British junior coalition partners urged to 'enjoy' power
The head of Britain's Liberal Democrats urged members Saturday to "enjoy" their first time in government, as their annual conference opened amid anger from some who think he sold them out to win power.
Deputy Prime Minister Nick Clegg said the party, Britain's third largest, had made "huge progress" since he took them into a coalition led by the Conservatives of Prime Minister David Cameron after elections in May.
Many Liberal Democrats, who are meeting in the northwest English city of Liverpoool, are uneasy about the government's plans to slash public spending to reduce Britain's record deficit.
Clegg told delegates that "being in this coalition still isn't always easy" but hailed the party's achievements in the last four months including the securing of a cherished referendum on changing the voting system.
"I want everyone in this room to just stop and enjoy that for a second. I hope each and every one of you is as proud as I am of what we have already achieved," Clegg said.
"You had the courage to take the leap into the unknown, to take this party to government. Everything that has happened since has proved that you were right to do so," he added.
The conference comes as the party's ratings are in freefall, from 23 percent in the elections in May to as low as 12 percent.
There was a more sober assessment from senior party member Vince Cable, the business minister in the new government, who said the Liberal Democrats had failed to "get a breakthrough" in the election.

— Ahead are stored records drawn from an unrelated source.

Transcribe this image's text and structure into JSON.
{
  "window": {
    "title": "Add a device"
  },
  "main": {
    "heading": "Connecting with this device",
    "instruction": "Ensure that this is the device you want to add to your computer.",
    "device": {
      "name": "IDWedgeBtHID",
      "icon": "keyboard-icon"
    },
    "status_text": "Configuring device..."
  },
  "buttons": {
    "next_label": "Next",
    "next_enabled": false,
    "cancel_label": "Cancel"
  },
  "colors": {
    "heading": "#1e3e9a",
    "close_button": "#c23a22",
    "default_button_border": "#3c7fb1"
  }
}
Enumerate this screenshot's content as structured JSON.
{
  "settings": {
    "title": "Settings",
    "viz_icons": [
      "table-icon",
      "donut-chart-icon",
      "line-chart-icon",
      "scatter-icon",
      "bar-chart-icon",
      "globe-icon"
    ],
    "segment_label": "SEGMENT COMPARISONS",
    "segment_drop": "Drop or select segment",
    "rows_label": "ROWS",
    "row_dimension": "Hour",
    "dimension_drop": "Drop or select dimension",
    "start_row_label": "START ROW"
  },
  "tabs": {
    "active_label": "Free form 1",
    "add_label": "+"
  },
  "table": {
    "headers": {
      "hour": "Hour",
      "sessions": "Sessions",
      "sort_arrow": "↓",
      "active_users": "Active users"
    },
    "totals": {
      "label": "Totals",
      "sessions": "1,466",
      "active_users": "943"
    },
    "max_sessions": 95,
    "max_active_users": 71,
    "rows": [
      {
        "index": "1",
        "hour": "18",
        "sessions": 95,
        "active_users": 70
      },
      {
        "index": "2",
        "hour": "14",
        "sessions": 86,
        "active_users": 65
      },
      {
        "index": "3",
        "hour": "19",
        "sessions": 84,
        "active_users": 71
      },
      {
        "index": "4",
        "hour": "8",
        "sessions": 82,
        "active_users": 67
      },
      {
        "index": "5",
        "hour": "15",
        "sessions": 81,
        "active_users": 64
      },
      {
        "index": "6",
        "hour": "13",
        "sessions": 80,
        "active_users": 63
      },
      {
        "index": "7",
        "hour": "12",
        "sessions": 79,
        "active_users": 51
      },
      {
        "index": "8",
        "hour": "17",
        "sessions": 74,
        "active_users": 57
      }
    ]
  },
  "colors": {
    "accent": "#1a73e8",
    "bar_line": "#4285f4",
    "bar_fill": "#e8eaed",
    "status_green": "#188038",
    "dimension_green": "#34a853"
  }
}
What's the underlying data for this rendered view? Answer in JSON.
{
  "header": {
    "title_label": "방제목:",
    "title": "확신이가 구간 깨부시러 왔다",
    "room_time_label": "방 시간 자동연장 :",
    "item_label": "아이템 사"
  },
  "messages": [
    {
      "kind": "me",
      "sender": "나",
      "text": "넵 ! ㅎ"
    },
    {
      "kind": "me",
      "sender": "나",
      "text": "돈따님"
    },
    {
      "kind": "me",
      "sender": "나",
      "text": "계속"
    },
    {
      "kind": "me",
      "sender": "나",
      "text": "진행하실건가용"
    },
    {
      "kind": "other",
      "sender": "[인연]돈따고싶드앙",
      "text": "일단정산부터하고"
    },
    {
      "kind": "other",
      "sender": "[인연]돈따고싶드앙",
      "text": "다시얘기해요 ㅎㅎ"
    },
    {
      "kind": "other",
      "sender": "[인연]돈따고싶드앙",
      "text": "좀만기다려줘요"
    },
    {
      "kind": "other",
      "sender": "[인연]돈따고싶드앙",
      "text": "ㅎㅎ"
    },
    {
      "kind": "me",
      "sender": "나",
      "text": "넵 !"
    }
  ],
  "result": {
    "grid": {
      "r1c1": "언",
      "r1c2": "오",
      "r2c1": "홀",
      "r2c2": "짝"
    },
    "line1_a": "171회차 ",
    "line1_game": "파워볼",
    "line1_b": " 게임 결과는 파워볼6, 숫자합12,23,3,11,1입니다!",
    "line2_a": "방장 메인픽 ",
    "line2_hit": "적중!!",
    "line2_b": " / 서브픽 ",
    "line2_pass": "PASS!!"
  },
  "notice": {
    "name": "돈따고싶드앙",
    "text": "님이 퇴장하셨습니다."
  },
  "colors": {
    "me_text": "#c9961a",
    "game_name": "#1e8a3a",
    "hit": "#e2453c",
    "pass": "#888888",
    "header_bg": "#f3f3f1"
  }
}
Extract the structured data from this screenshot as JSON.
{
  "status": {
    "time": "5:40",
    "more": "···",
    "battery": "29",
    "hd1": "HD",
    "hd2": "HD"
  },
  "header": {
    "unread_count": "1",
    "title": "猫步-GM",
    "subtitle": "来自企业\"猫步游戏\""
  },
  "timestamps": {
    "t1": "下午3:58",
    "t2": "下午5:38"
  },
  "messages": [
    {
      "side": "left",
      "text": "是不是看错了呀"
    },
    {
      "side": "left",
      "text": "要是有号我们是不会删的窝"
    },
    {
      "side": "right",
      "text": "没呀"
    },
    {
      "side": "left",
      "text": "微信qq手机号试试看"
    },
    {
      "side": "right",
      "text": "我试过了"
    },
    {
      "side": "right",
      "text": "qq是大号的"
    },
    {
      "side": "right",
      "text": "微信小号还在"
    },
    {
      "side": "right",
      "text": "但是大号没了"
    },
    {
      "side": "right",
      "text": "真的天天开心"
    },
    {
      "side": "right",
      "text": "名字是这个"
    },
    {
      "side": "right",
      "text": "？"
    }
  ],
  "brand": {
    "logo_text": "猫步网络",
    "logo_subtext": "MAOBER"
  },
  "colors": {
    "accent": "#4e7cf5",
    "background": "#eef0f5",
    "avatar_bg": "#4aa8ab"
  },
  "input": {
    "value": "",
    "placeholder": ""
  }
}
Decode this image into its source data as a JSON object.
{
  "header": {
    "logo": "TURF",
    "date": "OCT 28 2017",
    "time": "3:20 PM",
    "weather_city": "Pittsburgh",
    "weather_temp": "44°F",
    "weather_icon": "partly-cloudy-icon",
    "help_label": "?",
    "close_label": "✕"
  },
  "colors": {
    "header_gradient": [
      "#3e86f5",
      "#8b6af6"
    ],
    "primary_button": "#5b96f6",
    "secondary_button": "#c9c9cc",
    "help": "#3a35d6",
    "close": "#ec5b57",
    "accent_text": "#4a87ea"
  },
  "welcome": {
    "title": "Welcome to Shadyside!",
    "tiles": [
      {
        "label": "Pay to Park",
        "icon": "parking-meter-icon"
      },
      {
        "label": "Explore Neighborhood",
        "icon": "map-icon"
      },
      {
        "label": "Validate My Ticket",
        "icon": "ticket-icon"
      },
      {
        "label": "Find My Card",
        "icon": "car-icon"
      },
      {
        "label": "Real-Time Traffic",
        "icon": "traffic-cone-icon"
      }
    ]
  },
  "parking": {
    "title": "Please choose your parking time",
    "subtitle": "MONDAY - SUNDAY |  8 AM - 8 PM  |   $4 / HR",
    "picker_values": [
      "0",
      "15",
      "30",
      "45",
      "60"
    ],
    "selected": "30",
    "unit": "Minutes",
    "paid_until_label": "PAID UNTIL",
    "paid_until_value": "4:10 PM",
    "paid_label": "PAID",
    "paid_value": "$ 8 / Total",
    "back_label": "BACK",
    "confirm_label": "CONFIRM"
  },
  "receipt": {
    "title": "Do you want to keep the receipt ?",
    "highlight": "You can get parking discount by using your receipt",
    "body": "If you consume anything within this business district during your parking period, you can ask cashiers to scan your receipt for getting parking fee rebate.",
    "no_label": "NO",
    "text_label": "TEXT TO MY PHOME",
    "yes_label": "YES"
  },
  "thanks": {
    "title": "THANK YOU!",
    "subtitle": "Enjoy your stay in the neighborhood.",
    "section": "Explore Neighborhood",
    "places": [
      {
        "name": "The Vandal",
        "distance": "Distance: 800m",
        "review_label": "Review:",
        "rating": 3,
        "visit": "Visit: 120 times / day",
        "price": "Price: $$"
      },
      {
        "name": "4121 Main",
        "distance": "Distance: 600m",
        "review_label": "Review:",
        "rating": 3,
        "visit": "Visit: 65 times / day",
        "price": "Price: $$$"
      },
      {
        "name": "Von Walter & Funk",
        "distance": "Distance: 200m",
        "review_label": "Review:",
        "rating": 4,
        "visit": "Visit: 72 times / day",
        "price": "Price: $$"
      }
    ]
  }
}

The Lib Dems won 57 seats, five fewer than in the 2005 vote, and neither the Conservatives nor the incumbent Labour Party won an outright majority.
Another thorn in Clegg's side at the conference is deputy party leader Simon Hughes, who has called for a veto for Lib Dem lawmakers on coalition policies they do not agree with and has refused to rule out a future partnership with Labour.
There are also a number of motions tabled at the conference which appear designed to embarass the leadership, including a call for research into a new tax on the rich -- something guaranteed to outrage their Tory partners.
Former Lib Dem leader Charles Kennedy issued a warning about the cuts this week, telling the BBC that "we have to be terribly careful not to throw the baby out with the bathwater" and urging "enlightened public investment".